Haploinsufficiency of LIS1 often results in isolated lissencephaly sequence (ILS) or Miller-Dieker syndrome (MDS), neurological disorders characterized by a smooth cerebral cortex and intractable epileptic convulsions long associated with neuronal migration. Notably, MDS is generally more severe than ILS due to an additional deletion of a LIS1-localizing gene, 14-3-3epsilon (Ywhae), from the 17p13.3 region. Along with 14-3-3epsilon, other genes have been shown to function in the same pathway as LIS1, including Ndel1 (NUDEL), cytoplasmic dynein and kinesin subunits,
cdk5,
p35, and DCX. Accordingly, we have demonstrated that
lis-1 (
pnm-1) mutants, kinesin (
klp-1) mutants, and dynein (
dhc-1) RNAi escapers can exhibit epileptic-like convulsions, as evidenced by repeated contraction of their anterior regions when exposed to relatively low concentrations of pentylenetetrazole (PTZ), an antagonist of GABAergic reception.
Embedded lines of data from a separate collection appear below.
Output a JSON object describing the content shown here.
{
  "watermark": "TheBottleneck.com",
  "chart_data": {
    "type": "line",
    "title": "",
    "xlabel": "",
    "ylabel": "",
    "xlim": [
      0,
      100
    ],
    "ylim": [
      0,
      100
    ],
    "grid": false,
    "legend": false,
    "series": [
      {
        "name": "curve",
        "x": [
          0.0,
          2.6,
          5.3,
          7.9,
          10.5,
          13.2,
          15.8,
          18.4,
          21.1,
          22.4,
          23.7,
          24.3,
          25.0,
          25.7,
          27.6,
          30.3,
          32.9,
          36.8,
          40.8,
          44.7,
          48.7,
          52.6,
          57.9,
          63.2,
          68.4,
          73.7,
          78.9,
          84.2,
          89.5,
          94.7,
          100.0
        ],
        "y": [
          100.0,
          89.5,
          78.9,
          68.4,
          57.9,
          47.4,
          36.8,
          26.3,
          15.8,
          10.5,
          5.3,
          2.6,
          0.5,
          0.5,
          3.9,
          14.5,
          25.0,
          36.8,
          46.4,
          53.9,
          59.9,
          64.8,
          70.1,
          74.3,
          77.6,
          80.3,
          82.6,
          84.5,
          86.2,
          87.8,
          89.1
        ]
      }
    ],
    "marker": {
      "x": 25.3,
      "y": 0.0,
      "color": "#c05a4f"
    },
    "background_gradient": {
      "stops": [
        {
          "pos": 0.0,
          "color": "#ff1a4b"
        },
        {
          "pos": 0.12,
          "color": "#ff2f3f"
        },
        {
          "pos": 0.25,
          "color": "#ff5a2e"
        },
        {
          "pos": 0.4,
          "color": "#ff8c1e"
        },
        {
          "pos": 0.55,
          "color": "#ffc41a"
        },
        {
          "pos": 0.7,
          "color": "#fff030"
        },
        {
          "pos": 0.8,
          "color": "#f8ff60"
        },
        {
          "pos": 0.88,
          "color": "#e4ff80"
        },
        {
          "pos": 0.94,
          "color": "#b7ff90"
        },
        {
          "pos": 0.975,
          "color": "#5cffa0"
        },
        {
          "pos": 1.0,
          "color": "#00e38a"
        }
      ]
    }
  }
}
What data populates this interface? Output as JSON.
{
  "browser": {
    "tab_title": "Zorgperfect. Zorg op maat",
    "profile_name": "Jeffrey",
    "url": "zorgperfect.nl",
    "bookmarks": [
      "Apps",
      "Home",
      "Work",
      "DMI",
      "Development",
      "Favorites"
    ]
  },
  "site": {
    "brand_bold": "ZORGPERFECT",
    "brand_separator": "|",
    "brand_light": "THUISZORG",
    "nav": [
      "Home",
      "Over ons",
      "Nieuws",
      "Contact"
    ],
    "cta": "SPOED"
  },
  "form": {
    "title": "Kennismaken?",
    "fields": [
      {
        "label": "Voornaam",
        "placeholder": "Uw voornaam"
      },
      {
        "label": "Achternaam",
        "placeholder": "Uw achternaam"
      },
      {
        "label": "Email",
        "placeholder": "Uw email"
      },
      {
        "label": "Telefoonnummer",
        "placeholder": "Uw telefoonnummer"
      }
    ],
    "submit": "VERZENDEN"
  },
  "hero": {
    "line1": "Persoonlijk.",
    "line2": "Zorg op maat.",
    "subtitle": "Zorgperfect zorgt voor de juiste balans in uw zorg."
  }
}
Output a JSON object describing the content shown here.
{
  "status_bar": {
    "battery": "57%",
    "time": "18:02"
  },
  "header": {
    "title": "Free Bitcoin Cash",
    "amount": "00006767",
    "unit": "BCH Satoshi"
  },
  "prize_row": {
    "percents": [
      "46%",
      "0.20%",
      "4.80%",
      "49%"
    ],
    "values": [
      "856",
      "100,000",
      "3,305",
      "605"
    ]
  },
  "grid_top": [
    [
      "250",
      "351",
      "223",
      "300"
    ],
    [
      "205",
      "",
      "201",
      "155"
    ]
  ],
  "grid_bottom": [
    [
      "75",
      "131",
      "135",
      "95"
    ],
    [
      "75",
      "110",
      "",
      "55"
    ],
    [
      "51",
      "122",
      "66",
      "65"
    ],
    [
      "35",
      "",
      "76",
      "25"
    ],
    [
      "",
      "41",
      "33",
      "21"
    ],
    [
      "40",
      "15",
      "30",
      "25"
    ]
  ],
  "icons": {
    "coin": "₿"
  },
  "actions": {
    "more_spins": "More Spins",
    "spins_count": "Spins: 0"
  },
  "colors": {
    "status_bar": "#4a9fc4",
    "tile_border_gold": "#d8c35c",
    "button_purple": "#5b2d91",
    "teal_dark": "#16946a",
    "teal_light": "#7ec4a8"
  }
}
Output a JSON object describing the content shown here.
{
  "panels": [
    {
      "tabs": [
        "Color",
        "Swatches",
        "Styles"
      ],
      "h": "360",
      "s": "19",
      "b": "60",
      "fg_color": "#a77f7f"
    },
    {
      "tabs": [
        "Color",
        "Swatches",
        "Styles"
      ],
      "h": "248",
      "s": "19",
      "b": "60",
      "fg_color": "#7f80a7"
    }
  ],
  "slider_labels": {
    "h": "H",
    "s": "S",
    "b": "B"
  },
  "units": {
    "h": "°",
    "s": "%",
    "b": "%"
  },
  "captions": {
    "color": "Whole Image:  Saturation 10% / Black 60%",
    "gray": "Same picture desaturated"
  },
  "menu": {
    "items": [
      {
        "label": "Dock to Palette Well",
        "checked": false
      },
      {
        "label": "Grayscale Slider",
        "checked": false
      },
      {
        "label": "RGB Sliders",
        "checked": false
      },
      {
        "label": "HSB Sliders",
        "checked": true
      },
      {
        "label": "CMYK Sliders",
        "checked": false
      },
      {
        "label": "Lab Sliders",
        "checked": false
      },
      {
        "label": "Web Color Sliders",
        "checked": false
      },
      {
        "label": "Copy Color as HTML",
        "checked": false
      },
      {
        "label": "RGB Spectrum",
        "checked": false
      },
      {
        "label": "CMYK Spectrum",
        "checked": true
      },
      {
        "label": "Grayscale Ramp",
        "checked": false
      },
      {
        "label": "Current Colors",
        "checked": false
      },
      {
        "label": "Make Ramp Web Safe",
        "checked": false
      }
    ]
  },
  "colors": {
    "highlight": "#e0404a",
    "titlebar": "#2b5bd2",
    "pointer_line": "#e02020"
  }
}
Moreover, such worms do not have overt neuronal migration defects. Instead, LIS-1 pathway defective worms expressing
unc-25::SNB-1::GFP reproducibly exhibit a clustering of synaptic vesicles at the presynaptic termini, implicating aberrant release of GABA as potentially causative for the convulsive phenotype.To determine if other genes functioning in the LIS1 pathway regulate the trafficking of synaptic vesicles and neuronal excitability, we identified putative worm orthologs of LIS1 pathway members through various bioinformatics resources, such as CarpeDB (www.carpedb.ua.edu), and targeted them for phenotypic knockdown by RNAi feeding. Indeed, we observed significant changes in the distribution of
unc-25::SNB-1::GFP at GABAergic synapses in multiple RNAi targets, including
kap-1,
klp-1,
klp-11,
klp-3,
dli-1, and R11A5.2 (NUDE). We hypothesize that diminished rates of GABA release may contribute to postsynaptic overexcitation, which, like in LIS-1 pathway defective worms, is manifested as enhanced susceptibility to PTZ-induced convulsions. Although RNAi against worm LIS-1 pathway members in an N2 background generated slightly enhanced susceptibilities to PTZ-induced convulsions, similar methods with
pnm-1 and
unc-25 backgrounds produced substantially greater numbers of worms exhibiting epileptic-like activity when coupled to increasing PTZ concentrations. These findings illustrate the potential evolutionary conservation of LIS1 pathway function between C. elegans and humans, while implicating cytoskeletal genes as playing a role in the epileptic consequences of lissencephaly.